Busoni was interested in Bach’s music, and did many piano transcriptions of the latter’s master pieces. “Organ Chorale Preludes” of Busoni maintain chorale melodies of original pieces, but they are transformed with thicker texture and more complex compositional writing that there is a musical re-creation of Baroque and Romantic idiomatic writing. His transcription of Bach’s “Fantasy and Fugue in D Minor, BWV 905” includes modifications, including octave transposition, voice exchange, motivic alteration and addition of new material. Fugal writing is kept with the use of 20th-century counterpoint.

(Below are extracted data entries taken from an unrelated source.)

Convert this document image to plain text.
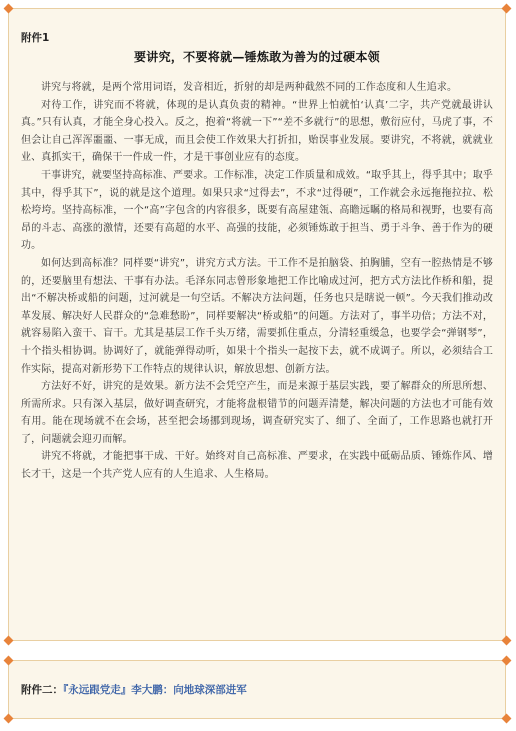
附件1
要讲究，不要将就—锤炼敢为善为的过硬本领

讲究与将就，是两个常用词语，发音相近，折射的却是两种截然不同的工作态度和人生追求。

对待工作，讲究而不将就，体现的是认真负责的精神。“世界上怕就怕‘认真’二字，共产党就最讲认真。”只有认真，才能全身心投入。反之，抱着“将就一下”“差不多就行”的思想，敷衍应付，马虎了事，不但会让自己浑浑噩噩、一事无成，而且会使工作效果大打折扣，贻误事业发展。要讲究，不将就，就就业业、真抓实干，确保干一件成一件，才是干事创业应有的态度。

干事讲究，就要坚持高标准、严要求。工作标准，决定工作质量和成效。“取乎其上，得乎其中；取乎其中，得乎其下”，说的就是这个道理。如果只求“过得去”，不求“过得硬”，工作就会永远拖拖拉拉、松松垮垮。坚持高标准，一个“高”字包含的内容很多，既要有高屋建瓴、高瞻远瞩的格局和视野，也要有高昂的斗志、高涨的激情，还要有高超的水平、高强的技能，必须锤炼敢于担当、勇于斗争、善于作为的硬功。

如何达到高标准？同样要“讲究”，讲究方式方法。干工作不是拍脑袋、拍胸脯，空有一腔热情是不够的，还要脑里有想法、干事有办法。毛泽东同志曾形象地把工作比喻成过河，把方式方法比作桥和船，提出“不解决桥或船的问题，过河就是一句空话。不解决方法问题，任务也只是瞎说一顿”。今天我们推动改革发展、解决好人民群众的“急难愁盼”，同样要解决“桥或船”的问题。方法对了，事半功倍；方法不对，就容易陷入蛮干、盲干。尤其是基层工作千头万绪，需要抓住重点，分清轻重缓急，也要学会“弹钢琴”，十个指头相协调。协调好了，就能弹得动听，如果十个指头一起按下去，就不成调子。所以，必须结合工作实际，提高对新形势下工作特点的规律认识，解放思想、创新方法。

方法好不好，讲究的是效果。新方法不会凭空产生，而是来源于基层实践，要了解群众的所思所想、所需所求。只有深入基层，做好调查研究，才能将盘根错节的问题弄清楚，解决问题的方法也才可能有效有用。能在现场就不在会场，甚至把会场挪到现场，调查研究实了、细了、全面了，工作思路也就打开了，问题就会迎刃而解。

讲究不将就，才能把事干成、干好。始终对自己高标准、严要求，在实践中砥砺品质、锤炼作风、增长才干，这是一个共产党人应有的人生追求、人生格局。

附件二：『永远跟党走』李大鹏：向地球深部进军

Scriabin was much influenced by Chopin that he wrote many preludes, mazurkas, and a polonaise. His early piano music has a strong sense of Chopinian style, like strong right-hand melodies with chromatic accompaniment and occasional secondary voices in the same hand, combinations of marked, bass lines and extended left-hand arpeggiation, as well as mournful sadness and melancholy cry. All these can be found in “Sonata No.9, Op.68” (“Black Mass”), and poem “Vers la flamme”, Op.72.

Rachmaninoff was deeply affected by Chopin’s harmonic and melodic style. He translated Chopin’s lyrical chromaticism into a Russian idiom. In “Prelude in G major, Op.32 No.5”, one can sense the Chopinian style from melancholic melody, flowing arpeggios in the left hand, and sheering beauty with simplicity. Other preludes like Op.23 No.2 and No.9 show influence by Liszt and Chopin that the virtuosic style, technical demand, and melodies imply the combination of styles of the masters’ etudes and preludes. Moreover, his harmonic language was much indebted to those of the 19th century Romantic composers, like Berlioz, Liszt, Tchaikovsky, and Mussorgsky.

Debussy was much influenced by Chopin in terms of virtuoso agility and suppleness, combined with extraordinary sensitivity of touch and the ability to control a musical line under and circumstances. These are shown in his “Douze Etudes” (1915), which are modeled with Chopin’s etudes in mind, with each exercise encountering a single technical problem. From enjoying Wagner’s music dramas, Debussy was overwhelmed by the Gesamkunstwerk (universal art work) which cast some marks in his musical development. In his “Children’s Corner” (1908), Debussy captures the intimacy and innocence of childhood in the similar way found in Robert Schumann’s “Kinderszenen”.

Ravel was an admirer of Liszt. His “Jeux d’eau” (1901) is informed by the virtuosity of the master. The title invites comparison to Liszt’s “Jeux d’eau a la ville d’Este”. Ravel also looked to the past for musical models, like “Sonatine” with classical structure. “Valses nobles et sentimentales” takes listener directly to the aura of 19th century Viennese waltz. The titles of six movements of “Le tombeau de Couperin” (1917) suggest influence from the French harpsichordist of 17th and 18th centuries. In the set of “Miroirs” (1905), the writing style of “Une barque sur l’ocean” is again reminiscent of Liszt. “Alborada del gracioso” evokes bizarre acciaccature employed by D. Scarlatti in his harpsichord esercizi from the 18th century.

Two other French composers were also inspired by masters of the past. Faure’s Nocturnes definitely show the influence of the same genre from Chopin. The 2nd piece of Satie’s “Embryons desseches”, ‘d’Edriophthalma’, is influenced by Schubert and it adopts the melody from the second movement of Chopin’s “Piano Sonata No.2”.

Franck was much influenced by Bach as revealed in his writing of “Prelude, Choral and Fugue” (1884). It was inspired by the master’s “Organ Prelude and Fugue in B Minor” and “Fantasia and Fugue in G Minor”. The prelude has an organ-like texture, having sustaining pedal notes to imitate organ playing of 3 manuals. The chorale has also an organ-like texture, with left hand rolling over right hand to play the melody of arpeggiated chords on the top. The fugue has contrapuntal writing, buy from the end of exposition, it becomes harmonic. However, the transition between chorale and fugue shows reminiscence of Lisztian material, like the B minor Sonata which presents materials from the theme before real statement of the theme.